Die Temperatur der Luft und der Weltmeere steigt, der Klimawandel ist da und er ist messbar. Doch sein Einfluss auf kleinräumige Ereignisse - das, was wir "Wetter" nennen - lässt sich nicht so ohne weiteres herauspräparieren.

"Ein Indizienprozess"

Ein anderes Beispiel: Der Sommer 2015 sorgte für neue Einträge in den Rekordbüchern. Noch nie gab es hierzulande so viele Tage mit Temperaturen über 30 oder 35 Grad. Andererseits hat man in Österreich auch früher ausgesprochen heiße Sommer erlebt. 1928 war so ein Jahr, 1992 ebenso. Wie kann man herausfinden, ob der Klimawandel für die Hitzewellen zwischen Juni und August verantwortlich war?

Die Suche nach der Antwort "gleicht einem Indizienprozess", sagt Michael Hofstätter von der Zentralanstalt für Meteorologie und Geodynamik in Wien: "Wir versuchen das Klimasignal im Hintergrundrauschen zu finden." Mit "Rauschen" meint der Wiener Forscher die natürlichen Wetterkapriolen. Denn verrückt hat das Wetter auch schon gespielt, als es das Wort "Klimawandel" noch gar nicht gab.

Suche nach dem Klimasignal

Bei der Suche nach dem Klimasignal gibt es zwei Strategien. Nummer eins: Man untersucht möglichst lange Zeiträume, in denen Wetterdaten aufgezeichnet wurden, und versucht daraus Trends abzuleiten.

Solche Trends wurden auch schon festgestellt. Im vergleichsweise kühlen Potsdam waren Tage mit 35 Grad in der ersten Hälfte des 20. Jahrhunderts eine Seltenheit. Sie traten im Schnitt nur alle fünf Jahre auf. In den letzten 50 Jahren musste man in Potsdam hingegen nur mehr zwei Jahre warten, bis es wieder einmal so heiß war.

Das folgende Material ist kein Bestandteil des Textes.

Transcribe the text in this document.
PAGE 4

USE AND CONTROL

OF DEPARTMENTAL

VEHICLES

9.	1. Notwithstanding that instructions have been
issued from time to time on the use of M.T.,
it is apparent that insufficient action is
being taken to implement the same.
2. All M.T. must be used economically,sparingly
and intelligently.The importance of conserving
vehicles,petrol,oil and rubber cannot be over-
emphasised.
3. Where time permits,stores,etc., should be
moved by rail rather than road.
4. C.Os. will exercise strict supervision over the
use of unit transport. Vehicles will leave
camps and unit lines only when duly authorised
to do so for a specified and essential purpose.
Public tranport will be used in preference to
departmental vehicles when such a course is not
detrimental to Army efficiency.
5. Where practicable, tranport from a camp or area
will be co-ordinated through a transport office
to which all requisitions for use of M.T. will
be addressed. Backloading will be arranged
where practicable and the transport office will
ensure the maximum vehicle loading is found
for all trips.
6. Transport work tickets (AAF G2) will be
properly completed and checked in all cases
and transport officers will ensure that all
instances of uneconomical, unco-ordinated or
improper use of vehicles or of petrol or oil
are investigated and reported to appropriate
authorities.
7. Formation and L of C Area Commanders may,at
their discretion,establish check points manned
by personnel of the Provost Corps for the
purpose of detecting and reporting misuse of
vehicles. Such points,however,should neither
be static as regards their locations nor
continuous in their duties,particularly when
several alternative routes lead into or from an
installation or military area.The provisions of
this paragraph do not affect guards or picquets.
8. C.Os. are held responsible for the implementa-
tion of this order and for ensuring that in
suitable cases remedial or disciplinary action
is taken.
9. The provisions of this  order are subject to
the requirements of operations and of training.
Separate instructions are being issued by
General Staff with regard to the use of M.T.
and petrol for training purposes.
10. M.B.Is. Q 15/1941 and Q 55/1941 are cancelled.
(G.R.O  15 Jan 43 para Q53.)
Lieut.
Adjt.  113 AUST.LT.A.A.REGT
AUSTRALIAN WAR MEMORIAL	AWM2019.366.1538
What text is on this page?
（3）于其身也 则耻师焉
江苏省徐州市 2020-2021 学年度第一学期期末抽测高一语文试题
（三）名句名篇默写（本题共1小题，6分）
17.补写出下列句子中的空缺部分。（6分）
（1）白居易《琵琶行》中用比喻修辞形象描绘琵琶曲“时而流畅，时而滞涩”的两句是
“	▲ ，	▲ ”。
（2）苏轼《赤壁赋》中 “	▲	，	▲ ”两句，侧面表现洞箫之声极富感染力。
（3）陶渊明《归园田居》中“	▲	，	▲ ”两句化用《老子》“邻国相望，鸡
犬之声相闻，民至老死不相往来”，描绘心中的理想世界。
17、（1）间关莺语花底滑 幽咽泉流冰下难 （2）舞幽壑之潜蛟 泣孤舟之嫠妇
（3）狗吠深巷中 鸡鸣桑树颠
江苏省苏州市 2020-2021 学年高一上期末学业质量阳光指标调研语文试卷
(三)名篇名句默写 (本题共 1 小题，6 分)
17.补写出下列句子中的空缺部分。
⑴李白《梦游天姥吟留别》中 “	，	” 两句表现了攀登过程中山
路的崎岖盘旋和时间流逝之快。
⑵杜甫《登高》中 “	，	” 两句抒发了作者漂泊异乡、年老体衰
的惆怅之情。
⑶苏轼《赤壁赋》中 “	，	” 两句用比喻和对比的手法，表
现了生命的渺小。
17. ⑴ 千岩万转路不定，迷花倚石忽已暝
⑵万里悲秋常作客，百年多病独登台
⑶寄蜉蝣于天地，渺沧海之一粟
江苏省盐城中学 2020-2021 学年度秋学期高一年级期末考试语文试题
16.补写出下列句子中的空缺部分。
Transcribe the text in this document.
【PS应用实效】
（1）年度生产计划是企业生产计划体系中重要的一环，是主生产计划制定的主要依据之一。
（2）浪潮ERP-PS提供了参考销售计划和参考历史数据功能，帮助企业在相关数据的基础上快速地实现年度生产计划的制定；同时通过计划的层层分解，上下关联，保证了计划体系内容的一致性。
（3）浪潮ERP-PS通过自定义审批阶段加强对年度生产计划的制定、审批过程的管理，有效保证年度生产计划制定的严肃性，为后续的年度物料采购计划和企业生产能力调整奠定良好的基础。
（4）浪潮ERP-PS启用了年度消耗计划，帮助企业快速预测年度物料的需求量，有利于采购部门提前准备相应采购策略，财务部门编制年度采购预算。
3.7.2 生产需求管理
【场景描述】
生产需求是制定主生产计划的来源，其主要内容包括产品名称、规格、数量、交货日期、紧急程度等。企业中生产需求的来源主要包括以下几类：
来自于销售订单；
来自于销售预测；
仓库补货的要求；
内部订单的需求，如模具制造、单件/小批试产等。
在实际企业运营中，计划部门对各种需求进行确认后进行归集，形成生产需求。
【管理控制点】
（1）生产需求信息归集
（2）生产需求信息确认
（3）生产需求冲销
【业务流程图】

Sind die Messdaten lückenhaft, greifen Forscher zur zweiten Strategie: Um herauszufinden, ob Hitzewellen, Stürme und Hochwasser durch den menschengemachten Klimawandel häufiger werden, füttern sie den Computer mit historischen Klimadaten. Zumeist mit jenen aus der Zeit vor der industriellen Revolution, als es noch weniger Treibhausgase in der Atmosphäre gab.

Sinnvolle Frage?

Vergleiche mit dem Jahr 1860 zeigen denn auch: Ja, die höheren Temperaturen der Gegenwart machen extremes Wetter in vielen Szenarien wahrscheinlicher. Viel konkreter werden die Klimaforscher allerdings nicht.

Das liegt zum einen daran, dass die Klimamodelle noch nicht genug ausgereift sind, sagt Michael Hofstätter. "Ob die Modelle die Wetterereignisse nicht nur darstellen, sondern aufgrund der richtigen Ursachen darstellen, wissen wir nicht - noch nicht."

Und das liegt zum anderen an der Fragestellung selbst. "Ist der Klimawandel schuld am Hitzesommer 2015?" - Die Frage scheint simpel. Sofern man ein klares Ja oder Nein als Antwort erwartet, ist sie allerdings kein sinnvoller Satz, stellte Andrew Solow kürzlich im Fachblatt "Science" fest.

Anleihen bei der Krebsforschung

Solow verweist in diesem Zusammenhang auf die Medizin, wo man schon seit Langem mit ähnlichen Fragestellungen zu tun hat. "Löst Rauchen Lungenkrebs aus?" Ja, würde man spontan antworten. In Wahrheit ist es komplizierter. Auch Nichtraucher erkranken mitunter an Lungenkrebs, daher gilt: Rauchen erhöht die Wahrscheinlichkeit, dass Tumore entstehen.

So muss man sich auch den Zusammenhang zwischen Klima und Wetter vorstellen, schreibt Solow. Was wir als Antwort erwarten dürfen, sind Wahrscheinlichkeiten. Ob der Hitzesommer 2015 auch ohne Klimawandel aufgetreten wäre, wird sich wohl nie endgültig klären lassen.